Fifty years after Hiroshima, the States have still not managed to come to an agreement on banning nuclear weapons, which remain the cornerstone of the defence strategy of the Powers possessing them, in particular the five permanent members of the Security Council.

However, despite the very profound crises which marked the Cold War, nuclear weapons have never been used since Hiroshima and Nagasaki. No doubt the example of the destruction of the two Japanese cities, and the conviction that the Nuclear Powers on both sides had the means of mutual destruction, were a deterrent sufficient to prevent any recourse to these monstrous weapons.

On the other hand, during the 45 years that elapsed between the end of the Second World War and the destruction of the Berlin Wall, humanity lived under the constant threat of nuclear arsenals capable of destroying all human life on earth. This remained an implicit threat for long periods of time but was openly flourished in moments of crisis, notably during the Suez crisis (1956), the Arab-Israeli war in October 1973, and in particular the Cuban missile crisis in October 1962.

This threat abated with the end of the Cold War. But despite the recent renewal of the Treaty on the Non-Proliferation of Nuclear Weapons the risk of proliferation has increased since the breakup of the USSR. Several States make no secret of their ambition to acquire nuclear weapons, and the vigilance which the Great Powers exercised for more than 40 years has slackened off since the end of the Cold War. So, although the threat of full scale nuclear war has now receded, the danger of proliferation of nuclear weapons remains greater than ever. This i s undoubtedly the most serious threat currently hanging over humanity.

 Notes  

1. There are major divergences as regards the number of victims of the disaster. The report from the US Commission on the effects of strategic bombing gives the figures of 80,000 killed and as many injured ( The United States Strategic Bombing Survey, The Effects of Atomic Bombs on Hiroshima and Nagasaki , Chairman's Office, 30 June 1946, Washington, United States Government Printing Office, 1946, p. 3).

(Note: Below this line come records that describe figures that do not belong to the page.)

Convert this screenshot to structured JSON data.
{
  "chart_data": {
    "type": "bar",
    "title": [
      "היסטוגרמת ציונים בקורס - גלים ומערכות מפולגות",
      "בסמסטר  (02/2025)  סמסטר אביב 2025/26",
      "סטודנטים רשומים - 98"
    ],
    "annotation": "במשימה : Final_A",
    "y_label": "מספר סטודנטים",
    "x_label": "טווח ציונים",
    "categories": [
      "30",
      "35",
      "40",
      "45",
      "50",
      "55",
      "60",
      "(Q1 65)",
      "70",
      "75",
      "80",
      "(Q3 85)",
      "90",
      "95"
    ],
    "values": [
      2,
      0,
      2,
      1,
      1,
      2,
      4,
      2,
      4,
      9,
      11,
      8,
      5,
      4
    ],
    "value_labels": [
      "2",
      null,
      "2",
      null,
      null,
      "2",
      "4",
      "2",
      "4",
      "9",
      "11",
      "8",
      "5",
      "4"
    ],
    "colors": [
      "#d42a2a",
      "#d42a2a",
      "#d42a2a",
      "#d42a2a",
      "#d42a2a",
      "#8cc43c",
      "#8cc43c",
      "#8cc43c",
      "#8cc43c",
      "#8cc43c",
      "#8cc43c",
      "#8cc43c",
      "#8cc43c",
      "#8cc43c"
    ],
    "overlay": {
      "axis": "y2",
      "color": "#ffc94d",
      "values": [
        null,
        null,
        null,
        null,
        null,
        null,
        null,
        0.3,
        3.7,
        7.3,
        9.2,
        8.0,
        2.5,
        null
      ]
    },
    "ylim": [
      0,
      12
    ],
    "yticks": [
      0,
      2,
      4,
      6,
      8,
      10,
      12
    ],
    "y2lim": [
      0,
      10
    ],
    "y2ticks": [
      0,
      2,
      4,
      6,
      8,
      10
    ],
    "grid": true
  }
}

A survey carried out by the Hiroshima City Council up to 10 August 1946 arrived at the following figures, for a civil population of 320,081 inhabitants, on the day of the explosion: 118,661 killed, 30,524 seriously injured, 48,606 slightly injured, and 3,677 missing ( Hiroshima and Nagasaki, The Physical, Medical and Social Effects of the Atomic Bombings , The Committee for the Compilation of Material Damage caused by the Atomic Bombs in Hiroshima and Nagasaki, translated by Eisei Ishikawa and David L. Swain, New York, Basic Book Publishers, 1981, p. 113).

2. According to information supplied to the author by the Japanese Red Cross Society on 5 June 1995.

3. Fritz Bilfinger, telegram dated 30 August 1945, copy, ICRC Archives, file No. G. 8/76.

4. Dr Marcel Junod, The Hiroshima Disaster , extract from the International Review of the Red Cross , September-October and November-December 1982.

5. " La fin des hostilités et les tâches futures de la Croix-Rouge " (The end of the fighting and the future tasks of the Red Cross), 370th Circular to the Central Committees, 5 September 1945, Revue internationale de la Croix Rouge (RICR) , No. 321, September 1945, pp. 657-662, ad , pp. 659-660. The ICRC was to return to this issue in an appeal on 5 April 1950, entitled " Armes atomiques et armes aveugles " (Atomic weapons and non-directed weapons), RICR , No. 376, April 1950, pp. 251-255.

6. Resolution XXIV, Seventeenth International Red Cross Conference, Stockholm, 1948.